Mr. Baxter looked at his watch instead of answering me. “I have an appointment, Mr. Rawlins. If you just tell me what you want to say to Mr. Carter he’ll call you if it seems appropriate.”
“That’s what the lady out there said, and you go blamin’ me for shootin’ off my mouth.”
“I’m aware of Mr. Carter’s situation; the ladies outside are not.”
“You might be aware of what he told you but you ain’t got no idea of what I gotta say.”
“And what might that be?” he asked, sitting back down.
“All I’m’a tell ya is that he might be runnin’ Lion from a jail cell if he don’t speak to me, and real quick too.” I didn’t exactly know what I meant but it shook up Baxter enough for him to pick up his phone.
“Mr. Carter,” he said. “Mr. Albright’s operative is here and he wants to see you … Albright, the man we have on the Monet thing … He sounds as though it’s urgent, sir. Maybe you should see him …”
They talked a little more but that was the gist of it.
Baxter led me back down the hall but made a left turn before we went through the door that led to the secretaries. We came to a darkwood door that was locked. Baxter had a key for it and when he pulled it open I saw that it was the door to a tiny, padded elevator.
“Get in, it will take you to his office,” Baxter said.
THERE WAS NO FEELING of motion, only the soft hum of a motor somewhere below the floor.

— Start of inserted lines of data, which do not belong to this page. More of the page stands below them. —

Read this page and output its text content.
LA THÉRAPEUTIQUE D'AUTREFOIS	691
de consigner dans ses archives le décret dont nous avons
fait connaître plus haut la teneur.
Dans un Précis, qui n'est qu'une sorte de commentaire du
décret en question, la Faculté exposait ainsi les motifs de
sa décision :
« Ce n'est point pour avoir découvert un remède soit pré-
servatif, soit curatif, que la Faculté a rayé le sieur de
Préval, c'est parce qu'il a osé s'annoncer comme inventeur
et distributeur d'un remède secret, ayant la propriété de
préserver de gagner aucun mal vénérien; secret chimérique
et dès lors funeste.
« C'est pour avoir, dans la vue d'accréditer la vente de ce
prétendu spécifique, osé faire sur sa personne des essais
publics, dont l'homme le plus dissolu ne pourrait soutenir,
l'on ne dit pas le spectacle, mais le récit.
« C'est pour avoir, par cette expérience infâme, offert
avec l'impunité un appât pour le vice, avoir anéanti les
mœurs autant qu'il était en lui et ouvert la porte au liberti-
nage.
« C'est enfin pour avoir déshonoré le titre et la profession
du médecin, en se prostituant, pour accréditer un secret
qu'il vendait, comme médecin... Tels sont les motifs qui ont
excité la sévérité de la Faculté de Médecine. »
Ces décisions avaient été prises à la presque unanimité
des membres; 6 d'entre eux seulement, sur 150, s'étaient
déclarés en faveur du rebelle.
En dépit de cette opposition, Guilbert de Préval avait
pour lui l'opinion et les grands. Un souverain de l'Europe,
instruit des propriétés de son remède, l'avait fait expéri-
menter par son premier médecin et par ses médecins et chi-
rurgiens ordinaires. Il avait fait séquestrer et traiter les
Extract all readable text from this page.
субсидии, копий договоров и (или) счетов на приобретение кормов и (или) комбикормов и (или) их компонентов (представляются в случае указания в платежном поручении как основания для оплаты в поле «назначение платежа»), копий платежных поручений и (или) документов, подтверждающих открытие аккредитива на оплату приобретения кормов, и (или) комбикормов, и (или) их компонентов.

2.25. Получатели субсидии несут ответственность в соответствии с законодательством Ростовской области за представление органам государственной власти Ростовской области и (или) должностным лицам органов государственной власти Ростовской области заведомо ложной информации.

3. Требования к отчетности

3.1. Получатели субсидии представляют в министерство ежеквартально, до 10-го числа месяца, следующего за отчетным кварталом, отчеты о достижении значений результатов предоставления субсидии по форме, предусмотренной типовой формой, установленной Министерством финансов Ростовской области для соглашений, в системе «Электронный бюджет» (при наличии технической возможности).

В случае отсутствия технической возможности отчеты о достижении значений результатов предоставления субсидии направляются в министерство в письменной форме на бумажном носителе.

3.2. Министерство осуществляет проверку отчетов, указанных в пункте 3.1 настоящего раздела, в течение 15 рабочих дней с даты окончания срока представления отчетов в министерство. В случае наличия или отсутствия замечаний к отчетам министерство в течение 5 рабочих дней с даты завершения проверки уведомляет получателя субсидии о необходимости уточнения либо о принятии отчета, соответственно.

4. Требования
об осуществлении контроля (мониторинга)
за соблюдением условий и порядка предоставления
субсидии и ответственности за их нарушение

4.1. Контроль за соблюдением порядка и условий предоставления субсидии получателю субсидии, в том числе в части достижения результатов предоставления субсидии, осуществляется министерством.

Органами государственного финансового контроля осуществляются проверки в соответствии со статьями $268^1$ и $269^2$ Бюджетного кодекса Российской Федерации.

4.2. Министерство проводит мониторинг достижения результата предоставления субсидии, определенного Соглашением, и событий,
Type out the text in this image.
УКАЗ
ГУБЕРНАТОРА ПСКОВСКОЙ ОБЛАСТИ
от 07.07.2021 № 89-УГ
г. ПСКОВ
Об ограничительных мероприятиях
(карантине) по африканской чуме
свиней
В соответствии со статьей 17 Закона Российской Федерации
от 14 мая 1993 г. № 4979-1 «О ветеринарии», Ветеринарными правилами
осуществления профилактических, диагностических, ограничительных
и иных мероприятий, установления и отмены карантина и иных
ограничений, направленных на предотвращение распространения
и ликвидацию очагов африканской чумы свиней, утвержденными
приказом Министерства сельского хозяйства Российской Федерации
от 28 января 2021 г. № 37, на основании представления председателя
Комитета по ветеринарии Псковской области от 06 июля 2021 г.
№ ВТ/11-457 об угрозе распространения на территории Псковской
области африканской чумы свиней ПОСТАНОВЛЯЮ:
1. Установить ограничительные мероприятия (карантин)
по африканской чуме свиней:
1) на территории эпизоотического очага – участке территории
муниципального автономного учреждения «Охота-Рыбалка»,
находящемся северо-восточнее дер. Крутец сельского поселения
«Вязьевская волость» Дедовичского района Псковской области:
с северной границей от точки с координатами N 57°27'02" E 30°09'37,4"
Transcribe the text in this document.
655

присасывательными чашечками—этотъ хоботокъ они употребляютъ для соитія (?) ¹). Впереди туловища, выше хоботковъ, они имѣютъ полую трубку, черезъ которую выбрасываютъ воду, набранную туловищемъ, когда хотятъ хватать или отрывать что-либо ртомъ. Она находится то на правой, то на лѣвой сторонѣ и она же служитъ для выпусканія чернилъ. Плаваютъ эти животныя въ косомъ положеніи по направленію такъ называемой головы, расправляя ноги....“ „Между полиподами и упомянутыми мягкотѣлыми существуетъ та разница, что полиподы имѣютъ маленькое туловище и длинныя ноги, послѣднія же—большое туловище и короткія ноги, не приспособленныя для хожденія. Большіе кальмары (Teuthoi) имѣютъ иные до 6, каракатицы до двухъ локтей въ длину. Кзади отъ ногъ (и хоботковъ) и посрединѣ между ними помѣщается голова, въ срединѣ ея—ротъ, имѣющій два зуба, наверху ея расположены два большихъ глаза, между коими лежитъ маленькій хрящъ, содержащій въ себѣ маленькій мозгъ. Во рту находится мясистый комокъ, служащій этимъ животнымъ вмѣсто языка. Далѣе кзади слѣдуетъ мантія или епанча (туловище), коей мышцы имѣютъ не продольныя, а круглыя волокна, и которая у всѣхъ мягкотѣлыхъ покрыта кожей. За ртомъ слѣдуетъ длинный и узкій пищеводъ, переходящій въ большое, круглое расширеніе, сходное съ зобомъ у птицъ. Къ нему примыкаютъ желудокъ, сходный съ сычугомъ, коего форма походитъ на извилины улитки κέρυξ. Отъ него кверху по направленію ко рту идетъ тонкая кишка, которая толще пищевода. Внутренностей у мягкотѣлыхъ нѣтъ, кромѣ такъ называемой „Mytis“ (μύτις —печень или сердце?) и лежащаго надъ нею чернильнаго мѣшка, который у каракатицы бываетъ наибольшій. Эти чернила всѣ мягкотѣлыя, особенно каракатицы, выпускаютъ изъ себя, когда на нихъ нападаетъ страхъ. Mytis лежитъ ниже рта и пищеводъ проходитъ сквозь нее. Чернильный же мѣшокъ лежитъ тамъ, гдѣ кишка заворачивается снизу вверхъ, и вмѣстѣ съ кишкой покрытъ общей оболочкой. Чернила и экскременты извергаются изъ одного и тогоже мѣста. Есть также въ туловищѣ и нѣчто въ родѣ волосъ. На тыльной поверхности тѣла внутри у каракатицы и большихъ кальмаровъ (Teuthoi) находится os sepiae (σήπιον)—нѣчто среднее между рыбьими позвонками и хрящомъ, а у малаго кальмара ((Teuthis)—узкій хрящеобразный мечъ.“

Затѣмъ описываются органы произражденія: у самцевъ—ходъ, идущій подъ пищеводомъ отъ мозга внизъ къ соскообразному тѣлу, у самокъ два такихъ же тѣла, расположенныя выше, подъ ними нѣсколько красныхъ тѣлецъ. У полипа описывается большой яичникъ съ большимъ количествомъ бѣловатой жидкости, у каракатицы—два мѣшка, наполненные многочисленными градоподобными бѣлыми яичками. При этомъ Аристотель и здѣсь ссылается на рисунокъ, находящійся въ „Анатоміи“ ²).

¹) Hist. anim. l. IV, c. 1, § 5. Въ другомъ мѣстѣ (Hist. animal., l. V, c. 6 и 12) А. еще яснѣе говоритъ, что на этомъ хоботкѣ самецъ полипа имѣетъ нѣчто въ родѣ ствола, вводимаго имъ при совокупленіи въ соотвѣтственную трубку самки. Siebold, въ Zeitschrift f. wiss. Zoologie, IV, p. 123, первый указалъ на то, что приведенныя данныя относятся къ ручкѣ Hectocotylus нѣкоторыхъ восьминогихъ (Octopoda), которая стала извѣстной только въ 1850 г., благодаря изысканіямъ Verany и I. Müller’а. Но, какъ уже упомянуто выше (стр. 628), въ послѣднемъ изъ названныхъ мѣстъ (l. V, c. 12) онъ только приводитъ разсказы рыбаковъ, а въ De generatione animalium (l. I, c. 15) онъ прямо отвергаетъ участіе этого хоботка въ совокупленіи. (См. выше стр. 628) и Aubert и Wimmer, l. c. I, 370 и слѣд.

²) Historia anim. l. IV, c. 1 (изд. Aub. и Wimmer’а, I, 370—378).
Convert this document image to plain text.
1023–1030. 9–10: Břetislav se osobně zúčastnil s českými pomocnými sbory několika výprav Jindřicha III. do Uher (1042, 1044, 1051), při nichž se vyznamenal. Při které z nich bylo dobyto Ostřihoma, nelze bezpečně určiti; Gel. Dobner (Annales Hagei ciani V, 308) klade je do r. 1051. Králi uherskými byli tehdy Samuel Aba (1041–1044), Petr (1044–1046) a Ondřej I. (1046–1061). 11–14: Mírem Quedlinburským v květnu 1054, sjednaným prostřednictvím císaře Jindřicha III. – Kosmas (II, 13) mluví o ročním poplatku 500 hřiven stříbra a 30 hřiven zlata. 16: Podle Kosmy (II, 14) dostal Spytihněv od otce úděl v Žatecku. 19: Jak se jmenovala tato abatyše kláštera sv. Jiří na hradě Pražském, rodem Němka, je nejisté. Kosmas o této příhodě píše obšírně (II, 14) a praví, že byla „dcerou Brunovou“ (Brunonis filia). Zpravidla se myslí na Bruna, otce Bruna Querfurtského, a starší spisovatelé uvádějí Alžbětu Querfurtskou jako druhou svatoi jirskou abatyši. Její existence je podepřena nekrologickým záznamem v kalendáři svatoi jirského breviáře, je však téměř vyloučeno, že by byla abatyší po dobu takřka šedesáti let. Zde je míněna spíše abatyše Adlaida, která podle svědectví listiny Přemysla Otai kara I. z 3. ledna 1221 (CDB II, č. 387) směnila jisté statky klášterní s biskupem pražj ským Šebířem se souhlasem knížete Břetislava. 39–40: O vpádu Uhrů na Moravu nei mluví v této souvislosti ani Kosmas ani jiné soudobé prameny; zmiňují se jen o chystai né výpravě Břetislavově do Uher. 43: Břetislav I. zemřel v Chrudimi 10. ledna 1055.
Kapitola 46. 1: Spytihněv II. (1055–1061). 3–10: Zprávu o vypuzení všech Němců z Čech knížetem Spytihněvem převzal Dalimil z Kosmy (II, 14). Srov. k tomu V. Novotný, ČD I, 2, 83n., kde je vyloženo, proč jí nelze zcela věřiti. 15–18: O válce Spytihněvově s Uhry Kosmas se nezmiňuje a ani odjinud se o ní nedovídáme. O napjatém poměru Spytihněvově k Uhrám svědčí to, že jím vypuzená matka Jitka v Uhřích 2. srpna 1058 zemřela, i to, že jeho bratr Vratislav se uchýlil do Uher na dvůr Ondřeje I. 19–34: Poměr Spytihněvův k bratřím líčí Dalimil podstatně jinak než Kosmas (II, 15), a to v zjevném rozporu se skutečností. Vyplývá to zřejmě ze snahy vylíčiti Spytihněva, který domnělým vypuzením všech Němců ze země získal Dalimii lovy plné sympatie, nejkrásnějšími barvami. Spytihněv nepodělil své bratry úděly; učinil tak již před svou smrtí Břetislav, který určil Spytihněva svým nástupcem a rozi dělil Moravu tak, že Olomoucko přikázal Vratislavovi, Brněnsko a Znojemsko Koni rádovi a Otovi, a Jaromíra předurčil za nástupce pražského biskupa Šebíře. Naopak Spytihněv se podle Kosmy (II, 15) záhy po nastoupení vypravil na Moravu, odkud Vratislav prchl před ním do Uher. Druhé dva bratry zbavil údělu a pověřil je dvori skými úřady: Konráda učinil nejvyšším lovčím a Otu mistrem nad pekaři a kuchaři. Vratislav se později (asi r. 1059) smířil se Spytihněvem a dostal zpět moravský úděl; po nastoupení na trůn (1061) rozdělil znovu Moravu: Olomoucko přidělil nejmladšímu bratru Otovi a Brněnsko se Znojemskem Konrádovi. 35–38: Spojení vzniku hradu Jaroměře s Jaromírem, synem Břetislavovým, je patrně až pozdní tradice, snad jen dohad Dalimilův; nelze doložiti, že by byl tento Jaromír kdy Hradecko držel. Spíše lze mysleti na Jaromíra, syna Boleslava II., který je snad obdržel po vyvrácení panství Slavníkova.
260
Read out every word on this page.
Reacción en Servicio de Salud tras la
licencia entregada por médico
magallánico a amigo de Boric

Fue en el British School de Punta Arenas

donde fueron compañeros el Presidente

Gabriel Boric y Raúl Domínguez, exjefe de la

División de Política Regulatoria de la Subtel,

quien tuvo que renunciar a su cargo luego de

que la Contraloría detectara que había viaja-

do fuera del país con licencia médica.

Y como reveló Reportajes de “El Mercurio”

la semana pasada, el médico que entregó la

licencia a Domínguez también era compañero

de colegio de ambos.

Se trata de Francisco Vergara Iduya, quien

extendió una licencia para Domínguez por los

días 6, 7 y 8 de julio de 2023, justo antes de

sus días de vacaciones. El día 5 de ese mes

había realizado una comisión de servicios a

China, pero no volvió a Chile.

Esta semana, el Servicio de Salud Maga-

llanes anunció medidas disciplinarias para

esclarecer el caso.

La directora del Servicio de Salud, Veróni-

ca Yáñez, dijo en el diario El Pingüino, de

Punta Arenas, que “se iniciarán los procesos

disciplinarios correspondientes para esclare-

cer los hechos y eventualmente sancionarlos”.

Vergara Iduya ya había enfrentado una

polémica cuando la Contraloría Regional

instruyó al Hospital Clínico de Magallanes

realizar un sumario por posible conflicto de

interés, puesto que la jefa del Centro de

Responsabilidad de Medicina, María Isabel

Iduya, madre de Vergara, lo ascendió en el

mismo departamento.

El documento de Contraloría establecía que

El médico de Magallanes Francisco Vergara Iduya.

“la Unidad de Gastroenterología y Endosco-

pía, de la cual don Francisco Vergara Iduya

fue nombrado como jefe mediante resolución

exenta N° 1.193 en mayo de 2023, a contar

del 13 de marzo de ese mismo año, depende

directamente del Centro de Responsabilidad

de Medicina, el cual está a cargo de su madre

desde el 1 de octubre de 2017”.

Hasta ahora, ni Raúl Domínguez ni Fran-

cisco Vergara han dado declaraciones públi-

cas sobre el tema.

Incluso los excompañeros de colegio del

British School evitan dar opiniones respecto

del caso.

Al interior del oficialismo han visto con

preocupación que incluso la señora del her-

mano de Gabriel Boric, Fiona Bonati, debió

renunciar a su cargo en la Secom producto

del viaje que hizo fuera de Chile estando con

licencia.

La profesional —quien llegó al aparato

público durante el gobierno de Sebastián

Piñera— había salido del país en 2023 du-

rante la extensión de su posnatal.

The elevator had a bench and an ashtray. The walls and ceiling were covered in velvety red fabric that was cut into squares. Each square had a pair of dancing figures in it. The waltzing men and women were dressed like courtiers of the French court. The wealth made my heart beat fast.
The door came open on a small, red-headed man who wore a tan suit that he might have bought at Sears Roebuck and a simple white shirt that was open at the collar. At first I thought he was Mr. Carter’s servant but then I realized that we were the only ones in the room.
“Mr. Rawlins?” He fingered his receding hairline and shook my hand. His grip felt like paper. He was so small and quiet that he seemed more like a child than a man.
“Mr. Carter. I came to tell you—”
He put up a hand and shook his head before I could go on. Then he led me across the wide room to the pair of pink couches that stood in front of his desk. The desk was the size of a grand piano. The great brocade curtains behind the desk were open to a view of the mountains behind Sunset Boulevard.